Realismus ist das Spezialgebiet des Wieners. (FOTO: Facebook)

Bekannt ist der leidenschaftliche Johnny Cash-Fan auch über die Landesgrenzen hinaus vor allem für seine realistischen Portraits – sei es von Mensch oder Tier. „Es gibt für mich nichts weniger erfüllendes, als das Stechen einer gewöhnlichen Linie. Mein Spezialgebiet ist Realismus“, erzählt mir der Künstler begeistert, während er sichtlich in Gedanken versinkt, und sich vermutlich gerade an eines seiner Werke zurückerinnert.

Zu seiner Kundschaft zählen heute deutlich mehr Österreicher als Balkanesen – diese seien „pflegeleichter“, so Mario. „Es ist wirklich schwer mit unseren Leuten. Sie erwarten sich ständig eine Extrabehandlung, und sind nicht einmal dann zufrieden, wenn man ihnen ohnehin schon entgegen kommt“, versucht er mir auf schonende Weise zu erklären.

Vor allem aber die bis zu sechs-monatige Wartezeit stoße bei seiner Jugo-Klientel häufig auf Unverständnis. „In Fällen wie diesen frage ich sie dann, ob ihnen ein Tätowierer lieber ist, der in einer Woche Zeit hat, oder jemand, dessen Arbeit für sich spricht“, so Mario überzeugt. Und seine fast 3.700 Instagram-Abonennten sprechen in der Tat Bände.

Mittlerweile sei er in der Lage, sich seine Kundschaft selbst auszusuchen, und sich seine Arbeit so einzuteilen, wie es ihm passt. Dadurch konnte er sich einen wunderbaren Kundenstamm aufbauen, wie er selbst sagt.

Per du mit dem „Who is Who“

Mario stand schon einige Male vor der Kamera. Manche seiner TV-Auftritte bereut er heute aber. (FOTO: Privat)

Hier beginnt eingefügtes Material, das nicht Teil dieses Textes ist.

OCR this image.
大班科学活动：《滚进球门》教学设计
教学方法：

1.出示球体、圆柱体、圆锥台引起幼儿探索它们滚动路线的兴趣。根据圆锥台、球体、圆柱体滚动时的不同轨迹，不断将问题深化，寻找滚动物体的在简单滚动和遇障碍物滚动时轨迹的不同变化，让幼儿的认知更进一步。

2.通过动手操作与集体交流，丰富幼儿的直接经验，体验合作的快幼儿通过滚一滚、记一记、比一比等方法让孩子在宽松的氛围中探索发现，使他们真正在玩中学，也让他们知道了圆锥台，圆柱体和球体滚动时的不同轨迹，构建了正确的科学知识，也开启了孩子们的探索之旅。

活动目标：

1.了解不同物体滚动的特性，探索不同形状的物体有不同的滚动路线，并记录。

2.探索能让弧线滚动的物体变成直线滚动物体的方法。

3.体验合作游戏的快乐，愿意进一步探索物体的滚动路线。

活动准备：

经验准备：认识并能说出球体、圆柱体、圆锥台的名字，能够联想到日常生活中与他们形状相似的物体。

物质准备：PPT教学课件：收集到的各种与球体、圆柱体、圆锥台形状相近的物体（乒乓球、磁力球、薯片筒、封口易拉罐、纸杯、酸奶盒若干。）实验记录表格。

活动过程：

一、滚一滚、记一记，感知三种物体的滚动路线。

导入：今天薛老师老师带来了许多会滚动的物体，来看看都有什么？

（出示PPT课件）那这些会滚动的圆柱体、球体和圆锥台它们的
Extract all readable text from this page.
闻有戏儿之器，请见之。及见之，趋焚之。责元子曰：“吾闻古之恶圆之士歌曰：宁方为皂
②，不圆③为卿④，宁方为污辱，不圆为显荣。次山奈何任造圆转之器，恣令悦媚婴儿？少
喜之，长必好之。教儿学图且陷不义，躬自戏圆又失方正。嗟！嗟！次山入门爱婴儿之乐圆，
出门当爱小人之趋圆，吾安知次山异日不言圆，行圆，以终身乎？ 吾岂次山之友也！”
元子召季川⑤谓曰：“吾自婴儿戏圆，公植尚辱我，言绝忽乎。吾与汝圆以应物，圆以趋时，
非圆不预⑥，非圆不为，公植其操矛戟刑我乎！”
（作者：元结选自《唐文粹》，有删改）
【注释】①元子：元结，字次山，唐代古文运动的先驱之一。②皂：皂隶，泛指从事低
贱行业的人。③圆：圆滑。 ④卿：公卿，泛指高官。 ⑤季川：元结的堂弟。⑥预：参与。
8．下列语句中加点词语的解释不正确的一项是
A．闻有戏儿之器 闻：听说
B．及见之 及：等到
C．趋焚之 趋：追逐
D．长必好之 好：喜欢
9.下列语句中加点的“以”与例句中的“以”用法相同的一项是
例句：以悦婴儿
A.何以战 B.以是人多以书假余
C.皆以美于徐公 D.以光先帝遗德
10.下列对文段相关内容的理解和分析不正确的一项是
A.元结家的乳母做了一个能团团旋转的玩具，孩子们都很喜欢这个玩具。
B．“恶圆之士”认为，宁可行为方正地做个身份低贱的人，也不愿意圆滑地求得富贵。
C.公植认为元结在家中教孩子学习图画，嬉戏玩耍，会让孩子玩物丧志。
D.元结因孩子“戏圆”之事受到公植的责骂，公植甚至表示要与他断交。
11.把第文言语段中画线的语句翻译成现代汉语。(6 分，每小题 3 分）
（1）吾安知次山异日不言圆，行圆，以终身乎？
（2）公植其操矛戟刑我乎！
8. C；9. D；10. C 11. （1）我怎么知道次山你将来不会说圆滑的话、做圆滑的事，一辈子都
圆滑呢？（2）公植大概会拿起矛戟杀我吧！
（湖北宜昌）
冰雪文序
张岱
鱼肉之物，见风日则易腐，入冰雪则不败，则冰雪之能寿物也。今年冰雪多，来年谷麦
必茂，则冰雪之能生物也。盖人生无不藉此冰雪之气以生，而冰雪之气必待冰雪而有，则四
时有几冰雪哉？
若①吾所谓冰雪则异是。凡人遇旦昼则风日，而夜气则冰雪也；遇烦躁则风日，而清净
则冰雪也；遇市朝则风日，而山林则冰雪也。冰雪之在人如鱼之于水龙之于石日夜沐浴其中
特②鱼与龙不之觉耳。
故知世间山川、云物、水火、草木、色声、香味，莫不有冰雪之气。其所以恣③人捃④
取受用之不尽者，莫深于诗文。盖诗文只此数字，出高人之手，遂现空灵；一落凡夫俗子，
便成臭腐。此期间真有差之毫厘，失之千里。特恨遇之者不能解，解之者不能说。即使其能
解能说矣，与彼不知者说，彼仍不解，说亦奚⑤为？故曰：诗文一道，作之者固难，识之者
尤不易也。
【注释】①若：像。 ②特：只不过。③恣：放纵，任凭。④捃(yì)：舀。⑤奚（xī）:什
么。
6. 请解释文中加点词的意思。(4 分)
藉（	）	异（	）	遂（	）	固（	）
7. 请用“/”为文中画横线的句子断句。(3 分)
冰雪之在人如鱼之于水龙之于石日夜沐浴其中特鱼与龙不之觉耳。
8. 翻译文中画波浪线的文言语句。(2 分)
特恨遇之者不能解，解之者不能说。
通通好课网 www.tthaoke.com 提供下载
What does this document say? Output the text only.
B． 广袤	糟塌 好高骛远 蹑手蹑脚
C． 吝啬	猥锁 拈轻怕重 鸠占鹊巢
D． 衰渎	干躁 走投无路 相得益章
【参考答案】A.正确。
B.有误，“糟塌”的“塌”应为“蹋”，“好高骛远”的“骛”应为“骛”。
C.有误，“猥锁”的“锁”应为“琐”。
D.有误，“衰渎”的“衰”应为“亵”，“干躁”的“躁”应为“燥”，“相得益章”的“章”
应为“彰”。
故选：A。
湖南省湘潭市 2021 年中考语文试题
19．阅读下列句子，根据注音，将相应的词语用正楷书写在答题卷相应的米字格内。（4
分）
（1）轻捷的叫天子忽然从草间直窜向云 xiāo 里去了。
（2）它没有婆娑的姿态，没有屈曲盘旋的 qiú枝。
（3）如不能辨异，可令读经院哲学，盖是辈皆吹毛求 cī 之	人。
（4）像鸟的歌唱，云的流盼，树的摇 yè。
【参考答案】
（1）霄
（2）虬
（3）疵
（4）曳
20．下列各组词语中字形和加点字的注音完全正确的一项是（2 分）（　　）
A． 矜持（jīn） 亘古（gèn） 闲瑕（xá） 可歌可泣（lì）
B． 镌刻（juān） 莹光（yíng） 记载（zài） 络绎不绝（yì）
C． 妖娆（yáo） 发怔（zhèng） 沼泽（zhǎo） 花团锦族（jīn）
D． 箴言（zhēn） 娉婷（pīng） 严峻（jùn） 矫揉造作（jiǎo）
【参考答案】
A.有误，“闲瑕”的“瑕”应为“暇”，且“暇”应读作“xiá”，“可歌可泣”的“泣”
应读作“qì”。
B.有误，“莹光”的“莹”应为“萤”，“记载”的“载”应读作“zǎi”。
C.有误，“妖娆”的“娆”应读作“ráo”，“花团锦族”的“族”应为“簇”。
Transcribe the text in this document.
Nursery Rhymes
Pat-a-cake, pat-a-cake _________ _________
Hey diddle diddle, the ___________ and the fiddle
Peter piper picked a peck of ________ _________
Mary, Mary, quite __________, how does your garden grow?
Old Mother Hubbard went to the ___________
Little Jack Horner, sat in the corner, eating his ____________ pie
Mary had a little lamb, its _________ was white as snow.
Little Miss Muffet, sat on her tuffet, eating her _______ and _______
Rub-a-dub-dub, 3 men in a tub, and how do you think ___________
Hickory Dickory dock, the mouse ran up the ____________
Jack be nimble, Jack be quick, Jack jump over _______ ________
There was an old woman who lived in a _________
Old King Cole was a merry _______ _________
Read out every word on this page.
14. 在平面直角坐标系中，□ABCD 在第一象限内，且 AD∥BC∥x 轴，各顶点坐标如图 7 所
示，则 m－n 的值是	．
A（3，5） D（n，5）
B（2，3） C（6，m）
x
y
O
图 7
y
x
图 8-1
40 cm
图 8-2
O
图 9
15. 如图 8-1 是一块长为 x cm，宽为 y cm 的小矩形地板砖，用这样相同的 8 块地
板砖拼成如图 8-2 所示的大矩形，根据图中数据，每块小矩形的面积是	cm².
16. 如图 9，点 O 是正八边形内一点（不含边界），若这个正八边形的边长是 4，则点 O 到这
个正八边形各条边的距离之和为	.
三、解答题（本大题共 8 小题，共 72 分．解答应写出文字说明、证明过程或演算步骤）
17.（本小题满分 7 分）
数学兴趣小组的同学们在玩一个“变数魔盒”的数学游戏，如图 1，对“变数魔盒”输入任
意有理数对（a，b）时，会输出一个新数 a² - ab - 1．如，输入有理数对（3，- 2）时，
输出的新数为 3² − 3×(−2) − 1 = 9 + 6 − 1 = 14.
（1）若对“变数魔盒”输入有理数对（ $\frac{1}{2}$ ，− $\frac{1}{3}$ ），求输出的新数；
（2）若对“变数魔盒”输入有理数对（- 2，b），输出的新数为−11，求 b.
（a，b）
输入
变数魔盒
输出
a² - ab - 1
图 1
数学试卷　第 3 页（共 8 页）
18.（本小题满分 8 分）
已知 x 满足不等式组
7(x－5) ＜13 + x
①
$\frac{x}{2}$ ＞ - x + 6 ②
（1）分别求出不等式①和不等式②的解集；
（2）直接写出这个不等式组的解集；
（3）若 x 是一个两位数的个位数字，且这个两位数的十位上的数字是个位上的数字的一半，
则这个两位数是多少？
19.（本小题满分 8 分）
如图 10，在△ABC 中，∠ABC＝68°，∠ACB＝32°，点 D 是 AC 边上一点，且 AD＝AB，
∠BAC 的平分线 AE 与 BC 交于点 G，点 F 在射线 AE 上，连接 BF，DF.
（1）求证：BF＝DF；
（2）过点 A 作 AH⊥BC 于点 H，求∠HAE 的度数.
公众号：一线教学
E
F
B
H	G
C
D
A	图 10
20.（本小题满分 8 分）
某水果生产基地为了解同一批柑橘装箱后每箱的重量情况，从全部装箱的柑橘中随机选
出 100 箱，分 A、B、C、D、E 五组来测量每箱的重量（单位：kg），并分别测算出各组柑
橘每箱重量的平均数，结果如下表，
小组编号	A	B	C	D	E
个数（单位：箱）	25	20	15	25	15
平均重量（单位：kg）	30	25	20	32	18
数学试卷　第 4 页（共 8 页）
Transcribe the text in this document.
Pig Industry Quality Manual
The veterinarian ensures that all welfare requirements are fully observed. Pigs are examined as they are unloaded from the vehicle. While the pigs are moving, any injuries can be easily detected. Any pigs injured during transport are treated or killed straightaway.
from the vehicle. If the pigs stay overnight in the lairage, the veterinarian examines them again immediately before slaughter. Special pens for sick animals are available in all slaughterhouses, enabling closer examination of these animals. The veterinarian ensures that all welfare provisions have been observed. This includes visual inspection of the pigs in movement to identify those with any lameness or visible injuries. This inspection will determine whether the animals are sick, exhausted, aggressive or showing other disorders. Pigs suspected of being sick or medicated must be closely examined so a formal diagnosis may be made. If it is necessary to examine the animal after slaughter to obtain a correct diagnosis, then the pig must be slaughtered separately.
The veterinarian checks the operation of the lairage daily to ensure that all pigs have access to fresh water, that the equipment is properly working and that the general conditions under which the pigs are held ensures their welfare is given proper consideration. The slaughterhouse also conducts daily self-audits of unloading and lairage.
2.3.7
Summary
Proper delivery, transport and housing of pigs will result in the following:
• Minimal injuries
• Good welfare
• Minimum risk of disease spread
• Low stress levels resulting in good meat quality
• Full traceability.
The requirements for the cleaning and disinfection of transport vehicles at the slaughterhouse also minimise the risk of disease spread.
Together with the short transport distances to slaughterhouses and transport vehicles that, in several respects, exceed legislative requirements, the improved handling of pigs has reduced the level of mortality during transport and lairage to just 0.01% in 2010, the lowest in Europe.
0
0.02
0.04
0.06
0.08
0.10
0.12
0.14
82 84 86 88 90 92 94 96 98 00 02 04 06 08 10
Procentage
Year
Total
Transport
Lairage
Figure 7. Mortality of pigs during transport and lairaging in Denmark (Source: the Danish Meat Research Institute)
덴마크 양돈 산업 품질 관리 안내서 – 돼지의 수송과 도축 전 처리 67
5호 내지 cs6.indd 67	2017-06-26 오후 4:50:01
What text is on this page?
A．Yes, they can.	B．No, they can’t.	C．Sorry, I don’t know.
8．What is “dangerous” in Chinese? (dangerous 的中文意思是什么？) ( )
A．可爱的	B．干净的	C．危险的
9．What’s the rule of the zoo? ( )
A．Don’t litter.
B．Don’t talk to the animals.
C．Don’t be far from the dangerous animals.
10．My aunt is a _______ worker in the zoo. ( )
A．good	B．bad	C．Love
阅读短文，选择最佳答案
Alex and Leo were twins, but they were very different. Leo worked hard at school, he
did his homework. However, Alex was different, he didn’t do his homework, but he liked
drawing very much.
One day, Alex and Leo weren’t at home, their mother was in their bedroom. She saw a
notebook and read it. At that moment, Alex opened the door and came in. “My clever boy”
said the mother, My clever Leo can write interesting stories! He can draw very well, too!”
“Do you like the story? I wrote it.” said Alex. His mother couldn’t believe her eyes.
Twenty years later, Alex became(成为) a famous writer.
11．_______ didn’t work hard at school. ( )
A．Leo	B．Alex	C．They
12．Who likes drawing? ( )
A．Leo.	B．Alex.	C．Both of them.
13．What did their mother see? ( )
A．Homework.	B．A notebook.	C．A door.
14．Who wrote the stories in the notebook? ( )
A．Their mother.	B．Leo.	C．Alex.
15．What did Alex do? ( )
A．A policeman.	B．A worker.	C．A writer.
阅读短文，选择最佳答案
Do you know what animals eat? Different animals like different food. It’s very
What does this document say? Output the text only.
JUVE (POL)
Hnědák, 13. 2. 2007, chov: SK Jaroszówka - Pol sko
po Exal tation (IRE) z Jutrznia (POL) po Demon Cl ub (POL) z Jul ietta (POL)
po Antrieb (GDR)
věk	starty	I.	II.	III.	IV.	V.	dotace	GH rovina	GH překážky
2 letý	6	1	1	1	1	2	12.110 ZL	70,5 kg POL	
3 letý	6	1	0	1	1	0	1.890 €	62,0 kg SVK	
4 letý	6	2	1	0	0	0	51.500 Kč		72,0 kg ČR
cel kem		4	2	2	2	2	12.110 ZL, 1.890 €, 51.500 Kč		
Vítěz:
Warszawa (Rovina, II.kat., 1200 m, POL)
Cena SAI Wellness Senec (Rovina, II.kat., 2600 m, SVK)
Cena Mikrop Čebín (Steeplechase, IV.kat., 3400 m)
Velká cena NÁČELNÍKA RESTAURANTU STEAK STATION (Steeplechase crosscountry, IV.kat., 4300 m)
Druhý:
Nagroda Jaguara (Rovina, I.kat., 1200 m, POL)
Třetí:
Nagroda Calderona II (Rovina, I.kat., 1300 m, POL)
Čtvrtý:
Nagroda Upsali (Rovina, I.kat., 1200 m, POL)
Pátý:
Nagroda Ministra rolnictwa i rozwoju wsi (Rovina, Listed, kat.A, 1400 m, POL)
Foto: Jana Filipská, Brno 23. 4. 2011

Mario Mali ist bestimmt kein unbekanntes Gesicht mehr in der Wiener Szene. Neben etlichen TV-Auftritten, ließen ihn auch schon einige Promis an ihre Haut…

Vor einigen Monaten wurde sie noch ausgestrahlt – die HD Austria-Werbung mit dem Balkanesen darin. „HD gestochen scharf“ – wie geschaffen für den Tätowierer, dem mittlerweile Menschen im gesamten deutschsprachigen Raum ihre Haut anvertrauen. Wie es dazu kam, dass ausgerechnet er in besagter Werbung vorkommen durfte? Wie das nunmal so läuft – man kennt jemanden, der jemanden kennt… In Marios Fall handelte es sich dabei um den Wiener Rapper Nazar, dessen Produktionsfirma mit der Aufnahme des Spots beauftragt wurde.

„Ich habe mich irgendwann selbst nicht mehr wiedererkannt.“
– Mario Mali

Aber auch aus Saturday Night Fever-Tagen könnte ihn noch der eine oder andere kennen. Damals durfte er nämlich das SNF-Aushängeschild höchstpersönlich vor laufenden Kameras tätowieren – Tara Tabitha. Ein Schritt, den der 35-Jährige heute bereut, wie er mir im Interview erzählt. „Ich wollte damals um jeden Preis auf mich aufmerksam machen. Tara wurde zu dieser Zeit richtig gehypt, und deshalb kontaktierte ich sie. Eines führte zum anderen. Rückblickend betrachtet, hätte ich mich nicht darauf einlassen sollen, weil es einfach anders rüber kam, als es sollte. Was im TV gezeigt wurde, passte nicht zu dem Image, das ich vermitteln wollte“, so Mario.

Daraufhin folgte die Show Schöne Schmerzen, die nach einigen Staffeln wieder abgesetzt wurde – zu Recht, wie mein Gesprächspartner findet. „Dieses Format hat das Tätowieren mehr in den Dreck gezogen, als es diese Kunstform angepriesen hat. Ich habe mit eigenen Augen miterlebt, was gedreht, und was letztendlich ausgestrahlt wurde – das sind zwei Welten“, so Mario.

Nichtsdestotrotz öffneten ihm seine TV-Auftritte auch einige Türen. Insbesondere in der deutschsprachigen Rap-Szene konnte sich Mario als Tätowierer, dem die „bösen Jungs“ vertrauen, etablieren. Neben Sido, hinterließ er seine Spuren unter anderem auch auf den Körpern von Nazar, B-Tight und Bass Sultan Hengzt.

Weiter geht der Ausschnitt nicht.